Children on television have always walked the line between cuteness and horror.

Show a bit of talent and it's endearing; show too much talent and it's disturbing, particularly if there's any suggestion of a pushy parent working the controls.

Where the series Child Genius (Channel 4, Tuesday, 9pm) is on that spectrum, it's hard to say - there are children on the programme who would be better at running the country than the grown-ups. There are also children on there who deserve to have their lunch money stolen from them every day. I would happily do it myself. For their own good. And for the money.

The problem with the series, from the start, is that it looks a little like it's setting the children up as unusual and odd. If this was an American show, that would be fine because Americans celebrate and whoop at kids' intelligence and ingenuity. But because this is Britain and we are slightly embarrassed by achievement, our reaction is to mock and gawp at the children's intelligence instead as if it's something that's weird and even shameful. This is why so many boys struggle at school in the UK - they are afraid of being good.

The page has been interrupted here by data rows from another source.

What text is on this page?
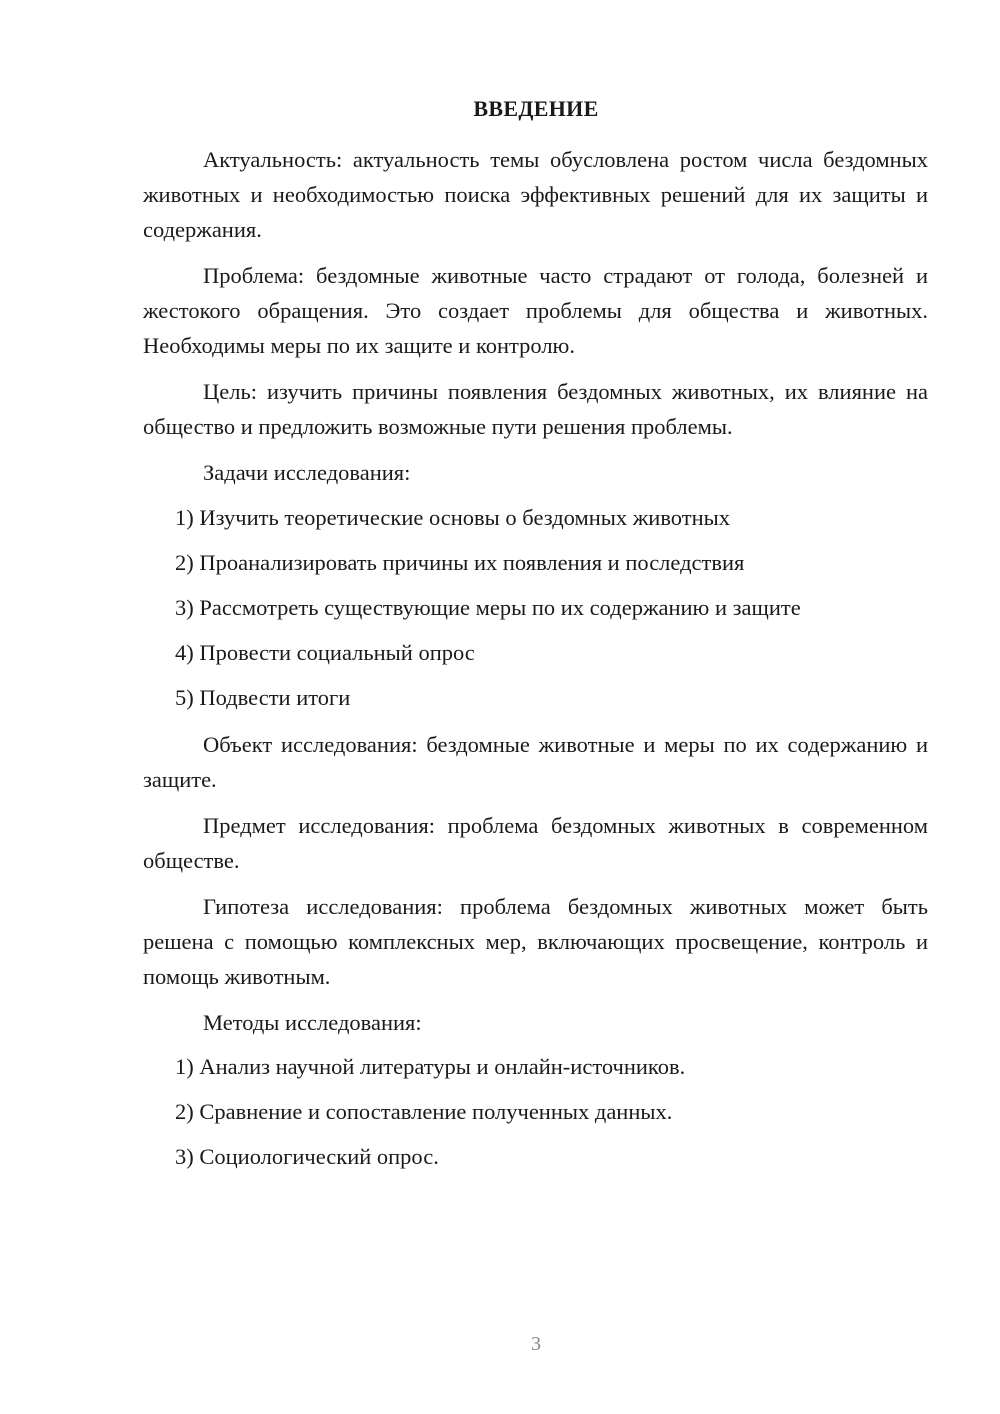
ВВЕДЕНИЕ

Актуальность: актуальность темы обусловлена ростом числа бездомных животных и необходимостью поиска эффективных решений для их защиты и содержания.

Проблема: бездомные животные часто страдают от голода, болезней и жестокого обращения. Это создает проблемы для общества и животных. Необходимы меры по их защите и контролю.

Цель: изучить причины появления бездомных животных, их влияние на общество и предложить возможные пути решения проблемы.

Задачи исследования:

1) Изучить теоретические основы о бездомных животных
2) Проанализировать причины их появления и последствия
3) Рассмотреть существующие меры по их содержанию и защите
4) Провести социальный опрос
5) Подвести итоги

Объект исследования: бездомные животные и меры по их содержанию и защите.

Предмет исследования: проблема бездомных животных в современном обществе.

Гипотеза исследования: проблема бездомных животных может быть решена с помощью комплексных мер, включающих просвещение, контроль и помощь животным.

Методы исследования:

1) Анализ научной литературы и онлайн-источников.
2) Сравнение и сопоставление полученных данных.
3) Социологический опрос.
3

Having watched the start of the new series, I realise I am not immune to this reaction and as the children, who were aged between eight and 12, powered through the general knowledge questions (Which is the largest and brightest of all the globules that exist near the milky way? Which of our organs is located just below the diaphragm?) I felt more irritation than admiration. I also took great delight when one of the little brats got a question badly wrong. Question: Which king was known as the Lionheart? Answer: Er. David Cameron. Hah! David Cameron! It was Richard I. Not so clever now are you, you little snot.

A series about child geniuses was always going to elicit that kind of response, but in following 20 children through the final of the UK's Child Genius competition, it fails to explore it in any depth or question whether what we are watching is fair to the children, or even morally right. The competition is also run by Mensa, a group that is supposedly for intelligent people but is based on the very stupid premise that there is only one kind of intelligence.

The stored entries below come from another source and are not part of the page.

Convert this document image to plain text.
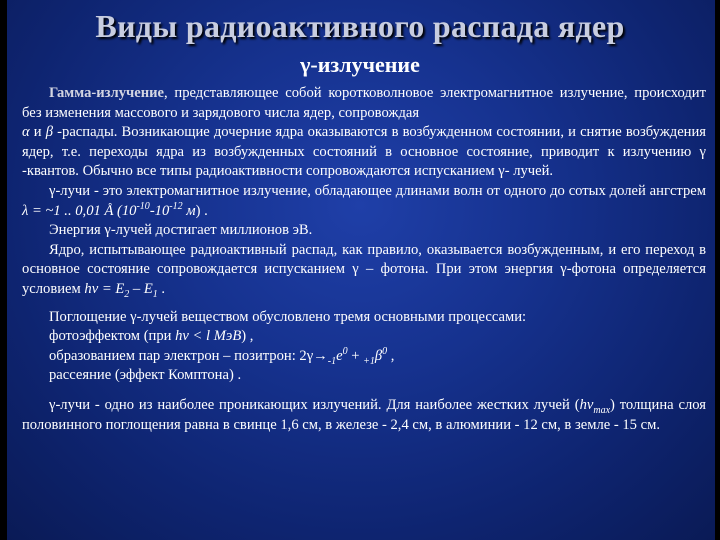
Виды радиоактивного распада ядер
γ-излучение

Гамма-излучение, представляющее собой коротковолновое электромагнитное излучение, происходит без изменения массового и зарядового числа ядер, сопровождая
α и β -распады. Возникающие дочерние ядра оказываются в возбужденном состоянии, и снятие возбуждения ядер, т.е. переходы ядра из возбужденных состояний в основное состояние, приводит к излучению γ -квантов. Обычно все типы радиоактивности сопровождаются испусканием γ- лучей.

γ-лучи - это электромагнитное излучение, обладающее длинами волн от одного до сотых долей ангстрем λ = ~1 .. 0,01 Å ($10^{-10}-10^{-12}$ м) .

Энергия γ-лучей достигает миллионов эВ.

Ядро, испытывающее радиоактивный распад, как правило, оказывается возбужденным, и его переход в основное состояние сопровождается испусканием γ – фотона. При этом энергия γ-фотона определяется условием $h\nu = E_2 - E_1$ .

Поглощение γ-лучей веществом обусловлено тремя основными процессами:

фотоэффектом (при hν < l МэВ) ,

образованием пар электрон – позитрон: $2\gamma\to_{-1}e^0 + _{+1}\beta^0$ ,

рассеяние (эффект Комптона) .

γ-лучи - одно из наиболее проникающих излучений. Для наиболее жестких лучей $(h\nu_{max})$ толщина слоя половинного поглощения равна в свинце 1,6 см, в железе - 2,4 см, в алюминии - 12 см, в земле - 15 см.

We also have to be careful about how we turn the screw on young children who might be bright but don't necessarily have any kind of mature emotional intelligence - 11-year-old Holly for example. Ahead of the final, she stood next to her mother but kept her eyes on the floor. She played with the tag on her hoodie, her teeth tugged at her lip, her face withdrew further and further into her long hair and later when the general knowledge questions got too much for her, she started crying and had to stop.

But interestingly, it was Holly herself who had entered the Child Genius contest and most of the parents seemed, in the end, to have a healthily tough and realistic attitude to competition and how it can prepare you for life. Holly burst into tears, but she came back for round two. Some of the other kids didn't get through but their parents could see that competition was making them tougher and better. There was no nonsense about everyone being a winner, just an acceptance that competition exists for children, and adults, and is a good thing.

On balance, Child Genius is also a good thing for television. In recent years, programmes such as Big Brother and The Only Way is Essex have increasingly celebrated the fatuous, the stupid, the feckless and the dim. As long as you look good in tight clothes and aren't old, it's okay to be stupid. But Child Genius, even though it gives us an opportunity to mock the swotty, is one of the few programmes that, in its own way, idolises and celebrates intelligence. Being stupid will get you a reality show. But being clever is better.